The Art of Democracy

Art is a reflection of particular moment in time, seized by the artist/artists, and immortalized by the viewer. Maybe as humans the inevitability that time will pass no matter what, deem us powerless, which through creation of art, we hope to be able to some how reclaim.

Early morning, on 27th September 2013, one day before the scheduled second round of the presidential election, which the supreme court was intending to postpone indefinitely, putting the country precariously off course constitutionally,making way for major civil unrest, I saw something which, momentarily at least, gave me a sense of pleasure, in other wise disheartening day. A group of young people (no more than 3 or 4), were taking different rocks/ corals from the nearby shore, and rearranging, and placing them against each other, and on top of one another to create new forms/shapes, along the protective shore wall at Raalhugandu, Lonuziyaaraikolhu.


around 7 am Friday 27th September 2013

What was so awe-inspiring was the variety and number of different forms on display, placed one after the other, taking over more than 100+ meters of the entire wall. Each individual piece was shaped by the playful way rock complemented and had to balance on one another. No other tool or material was used to create the forms, other than intuition and trust of the makers giving freedom to the weight and shape of the material (rock) being used.

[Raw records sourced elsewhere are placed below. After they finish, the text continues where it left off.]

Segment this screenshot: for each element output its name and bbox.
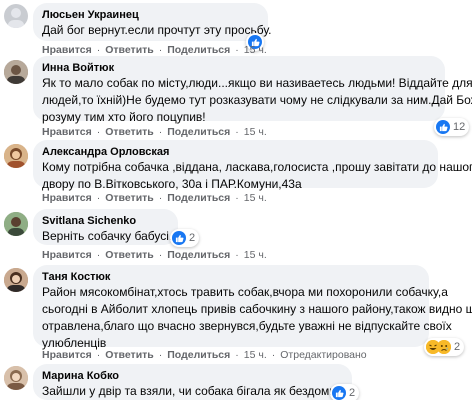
reaction-summary[interactable]: 2 (424, 338, 465, 356)
comment-bubble: Александра Орловская Кому потрібна собач… (33, 140, 472, 191)
comment-author[interactable]: Марина Кобко (42, 369, 342, 383)
timestamp[interactable]: 15 ч. (244, 125, 267, 139)
timestamp[interactable]: 15 ч. (244, 191, 267, 205)
comment-bubble: Люсьен Украинец Дай бог вернут.если проч… (33, 3, 272, 41)
reaction-count: 2 (349, 387, 356, 399)
reply-link[interactable]: Ответить (105, 125, 154, 139)
like-link[interactable]: Нравится (42, 348, 92, 362)
edited-label[interactable]: Отредактировано (280, 348, 366, 362)
like-link[interactable]: Нравится (42, 191, 92, 205)
like-link[interactable]: Нравится (42, 43, 92, 57)
share-link[interactable]: Поделиться (167, 348, 230, 362)
comment-author[interactable]: Люсьен Украинец (42, 8, 258, 22)
comment-actions: Нравится · Ответить · Поделиться · 15 ч. · Отред… (42, 348, 367, 362)
avatar-svitlana[interactable] (4, 212, 28, 236)
comment-actions: Нравится · Ответить · Поделиться · 15 ч. (42, 191, 267, 205)
avatar-lyusen[interactable] (4, 4, 28, 28)
reaction-summary[interactable]: 2 (170, 229, 200, 247)
thumbs-up-icon (332, 386, 346, 400)
reaction-count: 2 (454, 341, 461, 353)
reply-link[interactable]: Ответить (105, 191, 154, 205)
comment-author[interactable]: Svitlana Sichenko (42, 214, 168, 228)
avatar-inna[interactable] (4, 60, 28, 84)
share-link[interactable]: Поделиться (167, 191, 230, 205)
comment-author[interactable]: Таня Костюк (42, 270, 419, 284)
comment-actions: Нравится · Ответить · Поделиться · 15 ч. (42, 125, 267, 139)
comment-actions: Нравится · Ответить · Поделиться · 15 ч. (42, 248, 267, 262)
reply-link[interactable]: Ответить (105, 248, 154, 262)
like-link[interactable]: Нравится (42, 248, 92, 262)
comment-bubble: Таня Костюк Район мясокомбінат,хтось тра… (33, 265, 472, 350)
comment-author[interactable]: Инна Войтюк (42, 61, 435, 75)
reaction-summary[interactable]: 12 (434, 118, 470, 136)
comment-text: Дай бог вернут.если прочтут эту просьбу. (42, 23, 272, 37)
share-link[interactable]: Поделиться (167, 125, 230, 139)
comment-text: Верніть собачку бабусі... (42, 229, 179, 243)
comment-text: Як то мало собак по місту,люди...якщо ви… (42, 76, 472, 124)
timestamp[interactable]: 15 ч. (244, 248, 267, 262)
comment-text: Кому потрібна собачка ,віддана, ласкава,… (42, 160, 472, 191)
comment-bubble: Svitlana Sichenko Верніть собачку бабусі… (33, 209, 179, 245)
reply-link[interactable]: Ответить (105, 348, 154, 362)
timestamp[interactable]: 15 ч. (244, 43, 267, 57)
reply-link[interactable]: Ответить (105, 43, 154, 57)
thumbs-up-icon (172, 231, 186, 245)
like-link[interactable]: Нравится (42, 125, 92, 139)
comment-text: Район мясокомбінат,хтось травить собак,в… (42, 285, 472, 350)
sad-emoji-icon (437, 340, 451, 354)
avatar-tanya[interactable] (4, 268, 28, 292)
comment-author[interactable]: Александра Орловская (42, 145, 428, 159)
comment-text: Зайшли у двір та взяли, чи собака бігала… (42, 384, 346, 398)
reaction-summary[interactable]: 2 (330, 384, 360, 400)
timestamp[interactable]: 15 ч. (244, 348, 267, 362)
thumbs-up-icon (436, 120, 450, 134)
comment-actions: Нравится · Ответить · Поделиться · 15 ч. (42, 43, 267, 57)
share-link[interactable]: Поделиться (167, 43, 230, 57)
avatar-aleksandra[interactable] (4, 144, 28, 168)
avatar-maryna[interactable] (4, 366, 28, 390)
comment-bubble: Марина Кобко Зайшли у двір та взяли, чи … (33, 364, 352, 400)
comment-bubble: Инна Войтюк Як то мало собак по місту,лю… (33, 56, 472, 124)
reaction-count: 12 (453, 121, 466, 133)
reaction-count: 2 (189, 232, 196, 244)
share-link[interactable]: Поделиться (167, 248, 230, 262)
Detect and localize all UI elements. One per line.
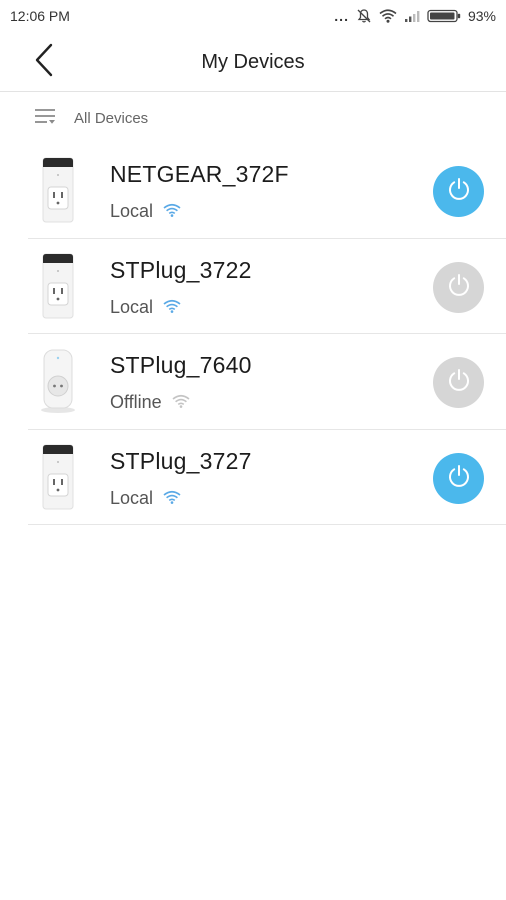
device-status: Local [110, 201, 181, 222]
device-status-label: Offline [110, 392, 162, 412]
device-row[interactable]: STPlug_3722 Local [28, 239, 506, 334]
smart-plug-icon [38, 346, 78, 416]
status-dots: ... [334, 8, 349, 24]
device-name: STPlug_3722 [110, 256, 252, 283]
device-name: NETGEAR_372F [110, 161, 289, 187]
wifi-icon [163, 297, 181, 318]
device-list: NETGEAR_372F Local STPlug_3722 Local STP… [28, 143, 506, 525]
app-header: My Devices [0, 32, 506, 92]
device-status: Offline [110, 392, 190, 413]
smart-plug-icon [38, 251, 78, 321]
notifications-muted-icon [356, 8, 372, 24]
filter-icon [34, 107, 56, 130]
device-status: Local [110, 297, 181, 318]
device-row[interactable]: STPlug_3727 Local [28, 430, 506, 525]
power-icon [446, 367, 472, 398]
power-icon [446, 176, 472, 207]
power-toggle-button[interactable] [433, 452, 484, 504]
device-name: STPlug_7640 [110, 352, 252, 378]
status-bar: 12:06 PM ... 93% [0, 0, 506, 32]
wifi-status-icon [379, 9, 397, 23]
power-toggle-button[interactable] [433, 261, 484, 313]
battery-icon [427, 9, 461, 23]
power-toggle-button[interactable] [433, 357, 484, 408]
status-time: 12:06 PM [10, 8, 70, 24]
device-filter[interactable]: All Devices [0, 93, 506, 143]
back-arrow-icon [34, 43, 54, 82]
wifi-icon [163, 488, 181, 509]
device-status-label: Local [110, 201, 154, 221]
wifi-icon [163, 201, 181, 222]
back-button[interactable] [26, 42, 62, 82]
wifi-icon [172, 392, 190, 413]
battery-percent: 93% [467, 8, 496, 24]
status-icons: ... 93% [334, 8, 496, 24]
device-row[interactable]: NETGEAR_372F Local [28, 143, 506, 239]
power-icon [446, 463, 472, 494]
page-title: My Devices [201, 51, 305, 73]
filter-label: All Devices [74, 109, 149, 127]
signal-icon [404, 9, 420, 23]
device-name: STPlug_3727 [110, 447, 252, 474]
power-toggle-button[interactable] [433, 166, 484, 217]
smart-plug-icon [38, 155, 78, 225]
device-status-label: Local [110, 487, 154, 508]
device-status: Local [110, 488, 181, 509]
smart-plug-icon [38, 442, 78, 512]
power-icon [446, 272, 472, 303]
device-row[interactable]: STPlug_7640 Offline [28, 334, 506, 430]
device-status-label: Local [110, 296, 154, 317]
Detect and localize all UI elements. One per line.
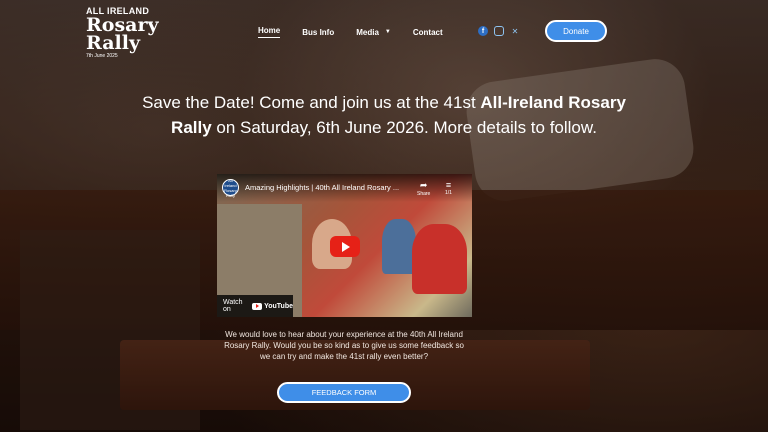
nav-item-label: Home bbox=[258, 26, 281, 35]
facebook-icon[interactable]: f bbox=[478, 26, 488, 36]
donate-button[interactable]: Donate bbox=[545, 20, 607, 42]
share-icon: ➦ bbox=[419, 180, 428, 190]
feedback-message: We would love to hear about your experie… bbox=[224, 330, 464, 361]
youtube-logo: YouTube bbox=[252, 302, 293, 310]
nav-item-contact[interactable]: Contact bbox=[413, 26, 443, 38]
headline-part-1: Save the Date! Come and join us at the 4… bbox=[142, 93, 481, 112]
social-links: f ✕ bbox=[478, 26, 520, 36]
share-button[interactable]: ➦ Share bbox=[417, 180, 430, 197]
share-label: Share bbox=[417, 191, 431, 197]
playlist-count: 1/1 bbox=[445, 190, 452, 196]
nav-item-label: Bus Info bbox=[302, 27, 335, 37]
play-button[interactable] bbox=[330, 236, 360, 257]
video-title[interactable]: Amazing Highlights | 40th All Ireland Ro… bbox=[245, 183, 415, 192]
nav-item-label: Contact bbox=[412, 27, 443, 37]
playlist-icon: ≡ bbox=[445, 180, 452, 190]
main-nav: Home Bus Info Media ▼ Contact bbox=[258, 26, 465, 38]
feedback-form-button[interactable]: FEEDBACK FORM bbox=[277, 382, 411, 403]
chevron-down-icon: ▼ bbox=[384, 29, 391, 35]
nav-item-bus-info[interactable]: Bus Info bbox=[302, 26, 334, 38]
logo-line-3: Rally bbox=[86, 32, 141, 54]
channel-label: All Ireland Rosary Rally bbox=[224, 177, 237, 198]
site-header: ALL IRELAND Rosary Rally 7th June 2025 H… bbox=[0, 0, 768, 60]
youtube-video-embed[interactable]: All Ireland Rosary Rally Amazing Highlig… bbox=[217, 174, 472, 317]
nav-item-home[interactable]: Home bbox=[258, 26, 281, 38]
nav-item-label: Media bbox=[356, 27, 379, 37]
instagram-icon[interactable] bbox=[494, 26, 504, 36]
nav-item-media[interactable]: Media ▼ bbox=[356, 26, 391, 38]
hero-headline: Save the Date! Come and join us at the 4… bbox=[120, 90, 648, 140]
youtube-label: YouTube bbox=[264, 302, 293, 310]
youtube-icon bbox=[252, 302, 263, 310]
playlist-button[interactable]: ≡ 1/1 bbox=[445, 180, 452, 196]
watch-on-label: Watch on bbox=[223, 299, 243, 313]
x-icon[interactable]: ✕ bbox=[510, 26, 520, 36]
channel-avatar[interactable]: All Ireland Rosary Rally bbox=[222, 177, 239, 198]
headline-part-2: on Saturday, 6th June 2026. More details… bbox=[211, 118, 597, 137]
site-logo[interactable]: ALL IRELAND Rosary Rally 7th June 2025 bbox=[86, 6, 166, 59]
watch-on-youtube-link[interactable]: Watch on YouTube bbox=[217, 295, 293, 317]
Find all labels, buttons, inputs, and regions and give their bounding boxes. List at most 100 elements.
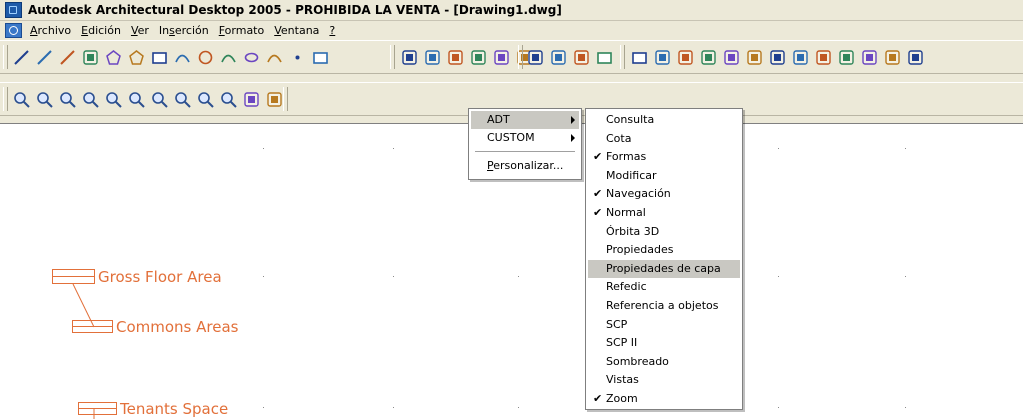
spell-icon[interactable] xyxy=(766,46,788,68)
submenu-item-modificar[interactable]: Modificar xyxy=(588,167,740,185)
submenu-item-referencia-a-objetos[interactable]: Referencia a objetos xyxy=(588,297,740,315)
mnemonic-letter: A xyxy=(30,23,38,37)
menu-item-3[interactable]: Inserción xyxy=(154,24,214,37)
submenu-item-refedic[interactable]: Refedic xyxy=(588,278,740,296)
construction-line-icon[interactable] xyxy=(33,46,55,68)
ctx-item-personalizar[interactable]: Personalizar... xyxy=(471,157,579,175)
snap-icon[interactable] xyxy=(524,46,546,68)
zoom-dynamic-icon[interactable] xyxy=(56,88,78,110)
revcloud-icon[interactable] xyxy=(263,46,285,68)
submenu-item-sombreado[interactable]: Sombreado xyxy=(588,353,740,371)
zoom-in-icon[interactable] xyxy=(148,88,170,110)
spline-icon[interactable] xyxy=(217,46,239,68)
checkmark-icon: ✔ xyxy=(593,187,603,201)
submenu-item-label: Órbita 3D xyxy=(606,224,660,238)
zoom-window-icon[interactable] xyxy=(33,88,55,110)
label-gross-floor-area[interactable]: Gross Floor Area xyxy=(98,268,222,286)
tool-palette-icon[interactable] xyxy=(490,46,512,68)
preview-icon[interactable] xyxy=(720,46,742,68)
rectangle-icon[interactable] xyxy=(148,46,170,68)
submenu-item-formas[interactable]: ✔ Formas xyxy=(588,148,740,166)
menu-item-5[interactable]: Ventana xyxy=(269,24,324,37)
open-icon[interactable] xyxy=(651,46,673,68)
orbit-icon[interactable] xyxy=(263,88,285,110)
publish-icon[interactable] xyxy=(743,46,765,68)
submenu-item-label: Zoom xyxy=(606,392,638,405)
mnemonic-letter: V xyxy=(274,23,281,37)
new-icon[interactable] xyxy=(628,46,650,68)
circle-icon[interactable] xyxy=(194,46,216,68)
submenu-item--rbita-3d[interactable]: Órbita 3D xyxy=(588,223,740,241)
submenu-item-cota[interactable]: Cota xyxy=(588,130,740,148)
pan-icon[interactable] xyxy=(240,88,262,110)
region-icon[interactable] xyxy=(309,46,331,68)
label-commons-areas[interactable]: Commons Areas xyxy=(116,318,238,336)
document-icon[interactable] xyxy=(5,22,22,38)
cut-icon[interactable] xyxy=(835,46,857,68)
zoom-object-icon[interactable] xyxy=(125,88,147,110)
submenu-item-label: SCP xyxy=(606,317,628,331)
copy-icon[interactable] xyxy=(858,46,880,68)
submenu-item-vistas[interactable]: Vistas xyxy=(588,371,740,389)
arc-icon[interactable] xyxy=(171,46,193,68)
zoom-all-icon[interactable] xyxy=(194,88,216,110)
draw-toolbar xyxy=(10,45,332,69)
menu-item-1[interactable]: Edición xyxy=(76,24,126,37)
menu-item-2[interactable]: Ver xyxy=(126,24,154,37)
properties-icon[interactable] xyxy=(444,46,466,68)
submenu-item-label: Propiedades xyxy=(606,243,674,257)
menu-item-text: entana xyxy=(280,23,320,37)
menu-item-text: erción xyxy=(174,23,209,37)
title-bar[interactable]: Autodesk Architectural Desktop 2005 - PR… xyxy=(0,0,1023,21)
zoom-realtime-icon[interactable] xyxy=(10,88,32,110)
match-icon[interactable] xyxy=(547,46,569,68)
ucs-icon[interactable] xyxy=(570,46,592,68)
ctx-item-adt[interactable]: ADT xyxy=(471,111,579,129)
ctx-item-label: CUSTOM xyxy=(487,131,535,144)
standard-toolbar-2 xyxy=(524,45,616,69)
block-icon[interactable] xyxy=(398,46,420,68)
point-icon[interactable] xyxy=(286,46,308,68)
submenu-arrow-icon xyxy=(571,116,575,124)
label-tenants-space[interactable]: Tenants Space xyxy=(120,400,228,418)
print-icon[interactable] xyxy=(697,46,719,68)
menu-item-text: ormato xyxy=(224,23,265,37)
menu-item-6[interactable]: ? xyxy=(324,24,340,37)
menu-item-0[interactable]: Archivo xyxy=(25,24,76,37)
paste-icon[interactable] xyxy=(881,46,903,68)
multiline-icon[interactable] xyxy=(79,46,101,68)
zoom-out-icon[interactable] xyxy=(171,88,193,110)
save-icon[interactable] xyxy=(674,46,696,68)
submenu-item-scp-ii[interactable]: SCP II xyxy=(588,334,740,352)
menu-item-text: In xyxy=(158,23,170,37)
window-title: Autodesk Architectural Desktop 2005 - PR… xyxy=(28,3,562,17)
submenu-item-zoom[interactable]: ✔ Zoom xyxy=(588,390,740,408)
submenu-item-navegaci-n[interactable]: ✔ Navegación xyxy=(588,185,740,203)
design-center-icon[interactable] xyxy=(467,46,489,68)
submenu-item-propiedades-de-capa[interactable]: Propiedades de capa xyxy=(588,259,740,278)
submenu-item-scp[interactable]: SCP xyxy=(588,316,740,334)
plot-icon[interactable] xyxy=(812,46,834,68)
layers-icon[interactable] xyxy=(421,46,443,68)
frame-icon[interactable] xyxy=(593,46,615,68)
brush-icon[interactable] xyxy=(904,46,926,68)
find-icon[interactable] xyxy=(789,46,811,68)
submenu-item-label: Sombreado xyxy=(606,354,669,368)
mnemonic-letter: V xyxy=(130,23,138,37)
line-icon[interactable] xyxy=(10,46,32,68)
submenu-item-propiedades[interactable]: Propiedades xyxy=(588,241,740,259)
zoom-extents-icon[interactable] xyxy=(217,88,239,110)
zoom-center-icon[interactable] xyxy=(102,88,124,110)
menu-item-4[interactable]: Formato xyxy=(214,24,270,37)
autodesk-app-icon[interactable] xyxy=(5,2,22,18)
ctx-item-custom[interactable]: CUSTOM xyxy=(471,129,579,147)
zoom-scale-icon[interactable] xyxy=(79,88,101,110)
polygon2-icon[interactable] xyxy=(125,46,147,68)
submenu-item-label: Propiedades de capa xyxy=(606,261,721,275)
polygon-icon[interactable] xyxy=(102,46,124,68)
submenu-item-label: Cota xyxy=(606,131,632,145)
submenu-item-consulta[interactable]: Consulta xyxy=(588,111,740,129)
ellipse-icon[interactable] xyxy=(240,46,262,68)
polyline-icon[interactable] xyxy=(56,46,78,68)
submenu-item-normal[interactable]: ✔ Normal xyxy=(588,204,740,222)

around 9:30 am Friday 27th September 2013


Individual piece, around 7 am, 27th September 2013

Labeling these individual forms, as “Artworks”, would have sufficed, but doesn’t give the incident and the situation these forms were being displayed/exhibited,  justice it seemed to truly deserve. For me, the overall incident, the situation, within which these forms came to be formed, displayed and viewed, totally redefining what we have been used to believe as “Art”. Art truly became democratic, and public, making it more engaging and interactive, blurring the conventional line between the maker (Artist) and the viewer (Interpreter), the definition of private (Closed Gallery) and the public space (Open Environment), as well as question the sanctimonious nature through which Artists and Art is valued in any society.  The refreshing aspect of the whole situation was, the incident or the forms, didn’t seem to be presumptuous or had any need to define or be accountable to what it was, because, there was no clear indication of who had done it, or reasoning behind why it was done, making it all the more engaging and significant. The forms were documented extensively by the public, and posted on social media, like Facebook, Twitter, and Instagram. Most notably the individual forms evolved throughout the day and the next, continuously being reshaped and reconfigured by the people who crossed its path.


Individual piece, around 5pm, 27th September 2013.

When democracy seemed to be unraveling, taking us backward to a more dictatorial, and authoritarian state we knew to be long past gone, this particular incident or work, was able to immortalize a moment, that truly showcased human ability to engage with one another and bring people closer, hence, at least giving us some hope that time can only make way for progress.